Järvinen H J, Ovaska J, Mecklin J P
Second Department of Surgery, Helsinki University Central Hospital, Finland.
Br J Surg. 1988 Jan;75(1):25-7. doi: 10.1002/bjs.1800750110.
In a survey of the surgical results in 709 patients with colorectal carcinoma (CRC) treated between 1976 and 1985 a favourable shift of stage distribution was observed. The tumour was localized (Dukes' classification A or B) in 61 per cent of patients, as compared with 47 per cent in the previous 10-year period. This change was, in part, due to different interpretation of stage definitions. Clear improvements of the results were, however, also noted. Radical surgery was possible in 76 per cent of patients and the primary tumour was removed in 93 per cent. Surgical mortality was 4.4 per cent and complication rate 15 per cent, significantly less than earlier (6.5 and 38 per cent, respectively). Increasing numbers of sphincter-saving operations were performed in rectal cancers (47 per cent as compared with 24 per cent in the previous 10-year period). The overall 5-year survival rate improved from 40.5 to 52.5 per cent. Premalignant conditions were identified in 12.6 per cent of patients: previous CRC 4.8 per cent, cancer family syndrome 4.1 per cent, ulcerative colitis 1.7 per cent and familial adenomatosis 0.6 per cent. In order to sustain the favourable trend of improving survival prospects, more emphasis must be directed to the detection of early stage cancers.

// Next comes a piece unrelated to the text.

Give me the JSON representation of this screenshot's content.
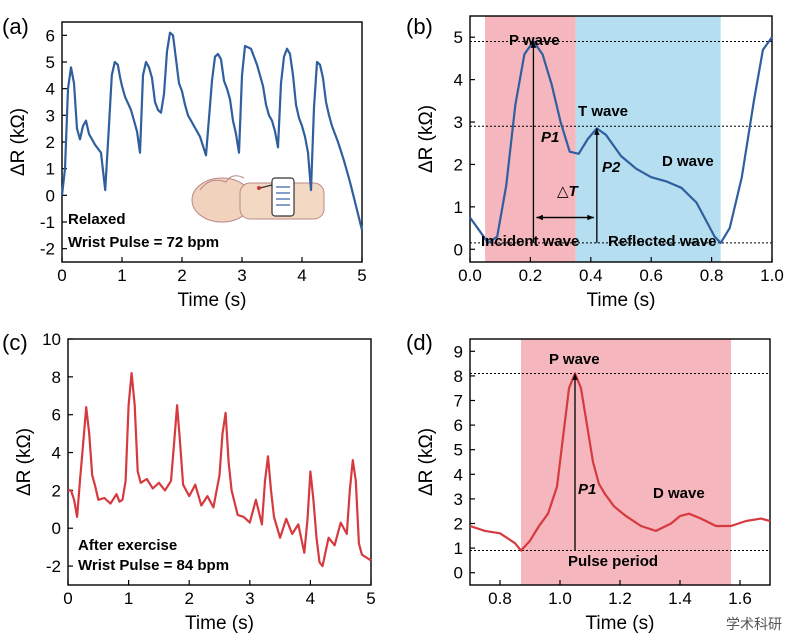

在一项针对1976年至1985年间接受治疗的709例结直肠癌(CRC)患者手术结果的调查中,观察到分期分布出现了有利的变化。61%的患者肿瘤处于局部阶段(杜克分期A或B),而在前一个十年期这一比例为47%。这种变化部分归因于对分期定义的不同解读。然而,结果也有明显改善。76%的患者可行根治性手术,93%的患者切除了原发肿瘤。手术死亡率为4.4%,并发症发生率为15%,显著低于早期(分别为6.5%和38%)。直肠癌中保留括约肌手术的例数不断增加(47%,而在前一个十年期为24%)。总体5年生存率从40.5%提高到了52.5%。12.6%的患者被发现存在癌前病变:既往结直肠癌4.8%,癌症家族综合征4.1%,溃疡性结肠炎1.7%,家族性腺瘤病0.6%。为了维持生存前景改善的有利趋势,必须更加重视早期癌症的检测。